What are we to make of the similarities of the Midrashic or Talmudic stories and the Greek myths? There are various approaches to Midrashic stories, with some rishonim taking a position that the stories all must be taken as literal, historical fact, while others see them as parables. There are variations on these points of view such as those who believe the stories are true literally AND also have deeper meanings, as well as those who take the stories to be true accounts but experienced in a dream or trance-like state. Finally, there are those who combine approaches and advocate using common sense to understand which midrash is a metaphor and which is literal. For a good discussion of the viewpoints on this, see the various introductions to aggadah found in the printed Vilna edition of Ein Yaakov. 

 

If we consider the Choni story and the story about the Nazir as historical fact, the fact that they are repeated in other cultures, mythologies and traditions do not detract from their validity.  One could simply say the stories were copied from us. Or if these stories are parables, then each culture might independently tap into unconscious psychological motifs. It is notable that in both the Greek version of Epimenides and the Choni story each has a person entered into a cave, which is obviously symbolic for entering into a state of spiritual seclusion and depth. The fox symbolizes a crafty, sneaky person in many cultures, including the Gemara (see Berachos 61b). Therefore, the Fox motif in both parables reflects a human truth about arrogance and trying to “have it all”, when you cannot.  It is a cute extra bit in Aesop’s version that the weasel (who is often a victim of the fox) mocks the fox from a safe distance. This is similar to the fish who outsmart the fox and mock him too, as seen in the story in Berachos.

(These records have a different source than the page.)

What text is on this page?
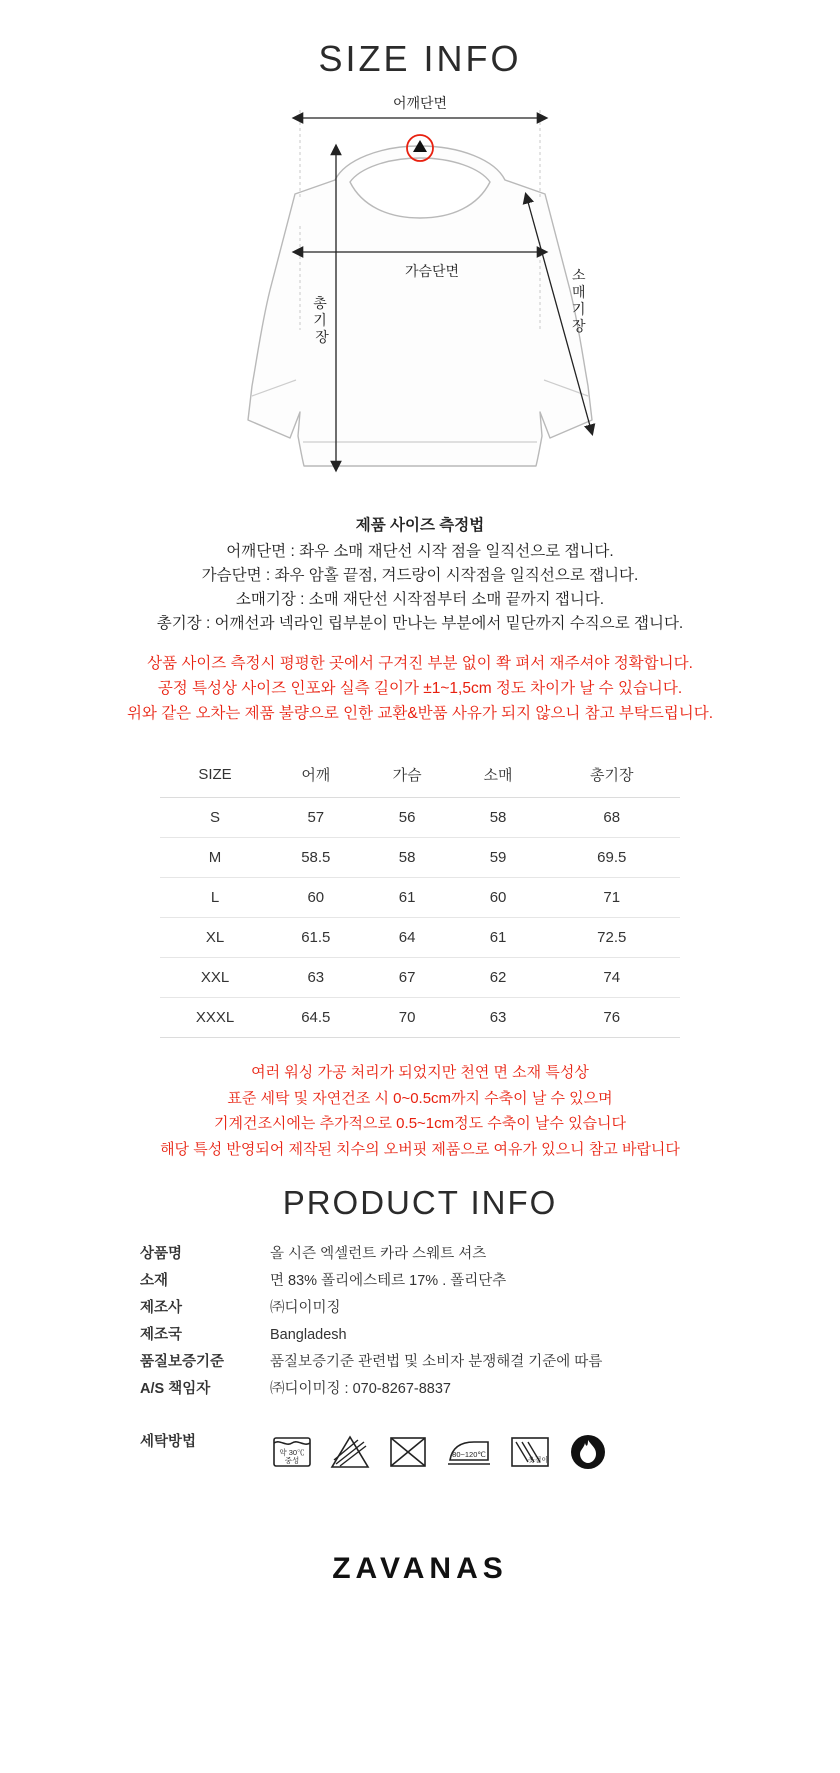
SIZE INFO
어깨단면
가슴단면
총 기 장
소 매 기 장
제품 사이즈 측정법
어깨단면 : 좌우 소매 재단선 시작 점을 일직선으로 잽니다.
가슴단면 : 좌우 암홀 끝점, 겨드랑이 시작점을 일직선으로 잽니다.
소매기장 : 소매 재단선 시작점부터 소매 끝까지 잽니다.
총기장 : 어깨선과 넥라인 립부분이 만나는 부분에서 밑단까지 수직으로 잽니다.
상품 사이즈 측정시 평평한 곳에서 구겨진 부분 없이 쫙 펴서 재주셔야 정확합니다.
공정 특성상 사이즈 인포와 실측 길이가 ±1~1,5cm 정도 차이가 날 수 있습니다.
위와 같은 오차는 제품 불량으로 인한 교환&반품 사유가 되지 않으니 참고 부탁드립니다.
SIZE	어깨	가슴	소매	총기장
S	57	56	58	68
M	58.5	58	59	69.5
L	60	61	60	71
XL	61.5	64	61	72.5
XXL	63	67	62	74
XXXL	64.5	70	63	76
여러 워싱 가공 처리가 되었지만 천연 면 소재 특성상
표준 세탁 및 자연건조 시 0~0.5cm까지 수축이 날 수 있으며
기계건조시에는 추가적으로 0.5~1cm정도 수축이 날수 있습니다
해당 특성 반영되어 제작된 치수의 오버핏 제품으로 여유가 있으니 참고 바랍니다
PRODUCT INFO
상품명	올 시즌 엑셀런트 카라 스웨트 셔츠
소재	면 83% 폴리에스테르 17% . 폴리단추
제조사	㈜디이미징
제조국	Bangladesh
품질보증기준	품질보증기준 관련법 및 소비자 분쟁해결 기준에 따름
A/S 책임자	㈜디이미징 : 070-8267-8837
세탁방법
약 30℃
중성
80~120℃
옷걸이
ZAVANAS
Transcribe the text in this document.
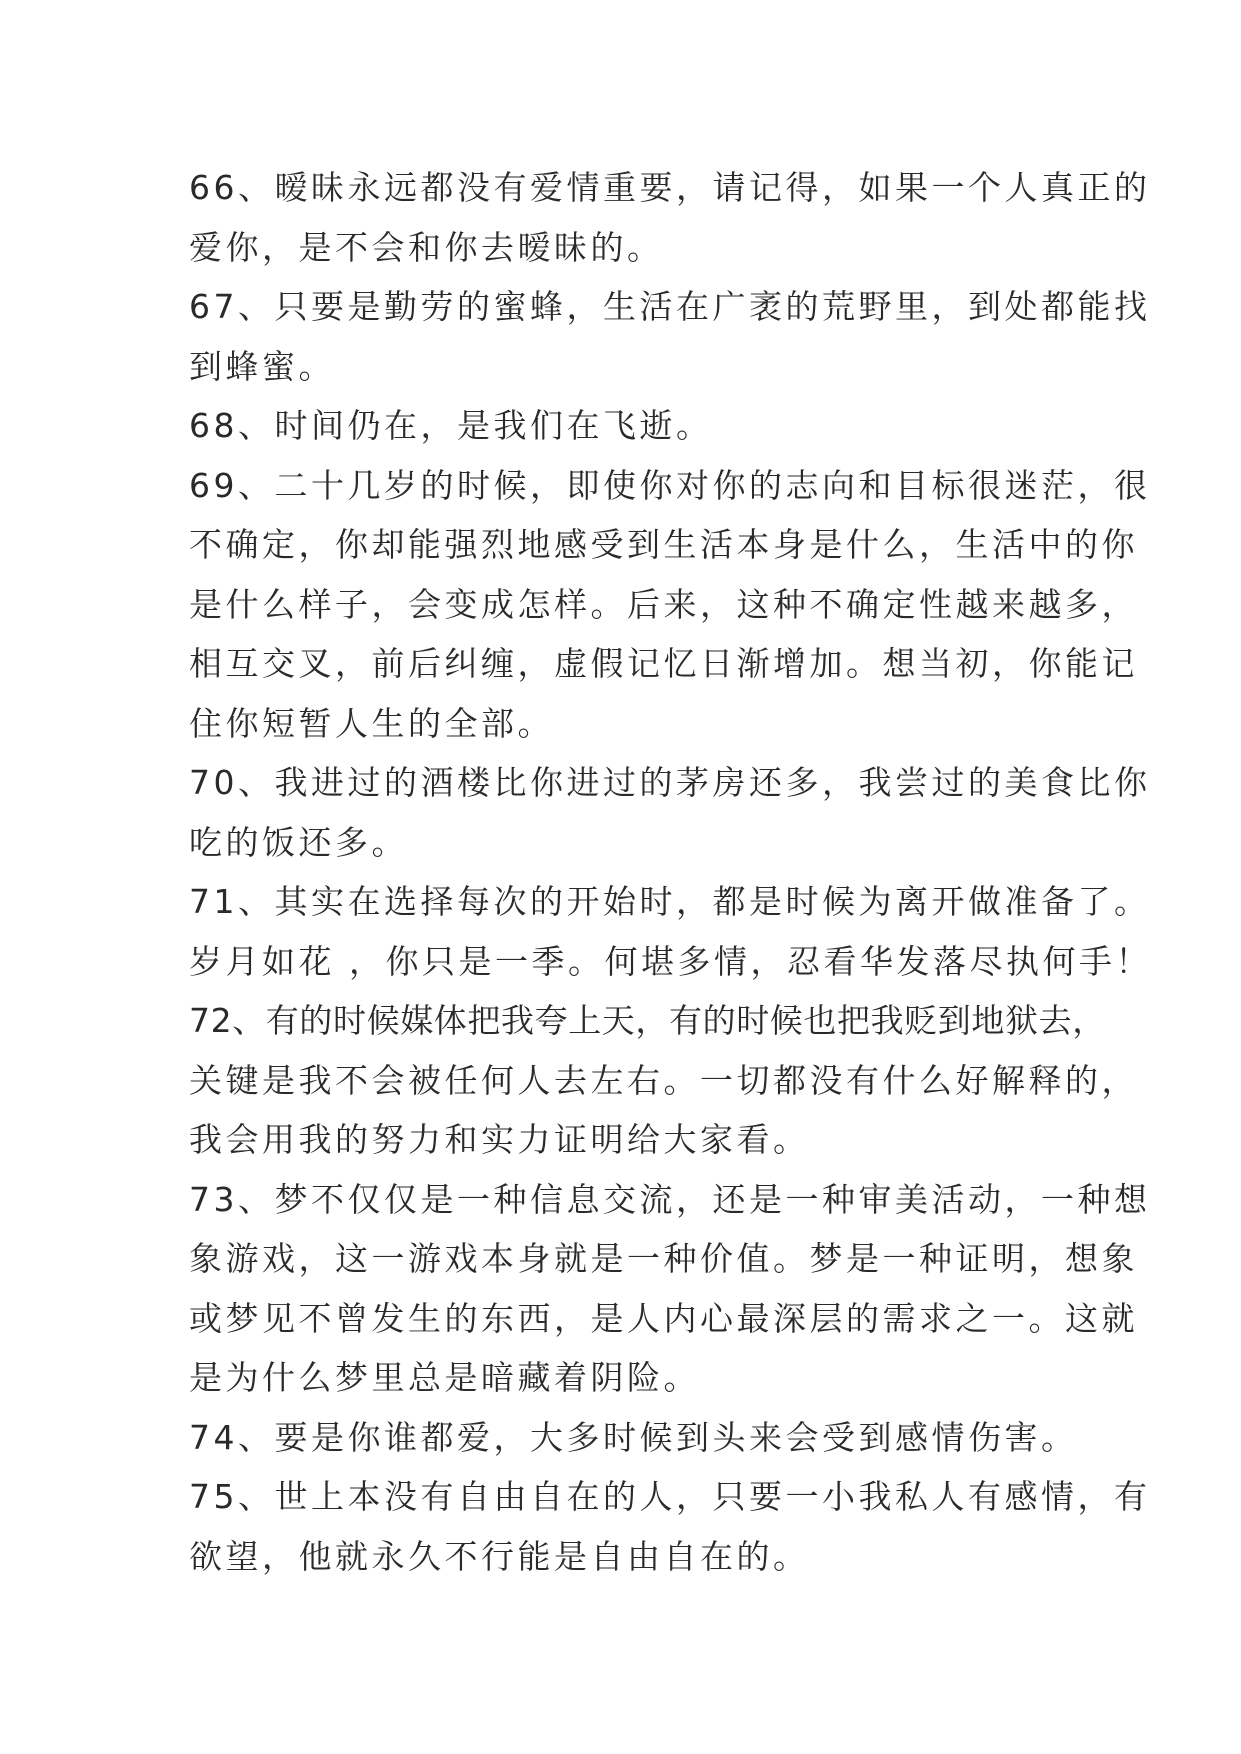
66、暧昧永远都没有爱情重要，请记得，如果一个人真正的
爱你，是不会和你去暧昧的。
67、只要是勤劳的蜜蜂，生活在广袤的荒野里，到处都能找
到蜂蜜。
68、时间仍在，是我们在飞逝。
69、二十几岁的时候，即使你对你的志向和目标很迷茫，很
不确定，你却能强烈地感受到生活本身是什么，生活中的你
是什么样子，会变成怎样。后来，这种不确定性越来越多，
相互交叉，前后纠缠，虚假记忆日渐增加。想当初，你能记
住你短暂人生的全部。
70、我进过的酒楼比你进过的茅房还多，我尝过的美食比你
吃的饭还多。
71、其实在选择每次的开始时，都是时候为离开做准备了。
岁月如花 ，你只是一季。何堪多情，忍看华发落尽执何手！
72、有的时候媒体把我夸上天，有的时候也把我贬到地狱去，
关键是我不会被任何人去左右。一切都没有什么好解释的，
我会用我的努力和实力证明给大家看。
73、梦不仅仅是一种信息交流，还是一种审美活动，一种想
象游戏，这一游戏本身就是一种价值。梦是一种证明，想象
或梦见不曾发生的东西，是人内心最深层的需求之一。这就
是为什么梦里总是暗藏着阴险。
74、要是你谁都爱，大多时候到头来会受到感情伤害。
75、世上本没有自由自在的人，只要一小我私人有感情，有
欲望，他就永久不行能是自由自在的。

We also might consider that our sages were aware of prior Greek versions of legends, such as Narcissus or Romulus and Remus, and without being concerned of their actual veracity, used the ideas and popularity of the basic themes for their own parables and lessons. The idea of plagiarism or historical accuracy did not exist in the way it does today. Stories were repeated as folklore, and each person who told the story understood it was borrowed. The rabbis may have told these stories with their own Jewish twist much as we see in modern Jewish culture secular pop songs converted to Jewish verses, or even Savta Simcha’s obvious hebraization of Mary Poppins.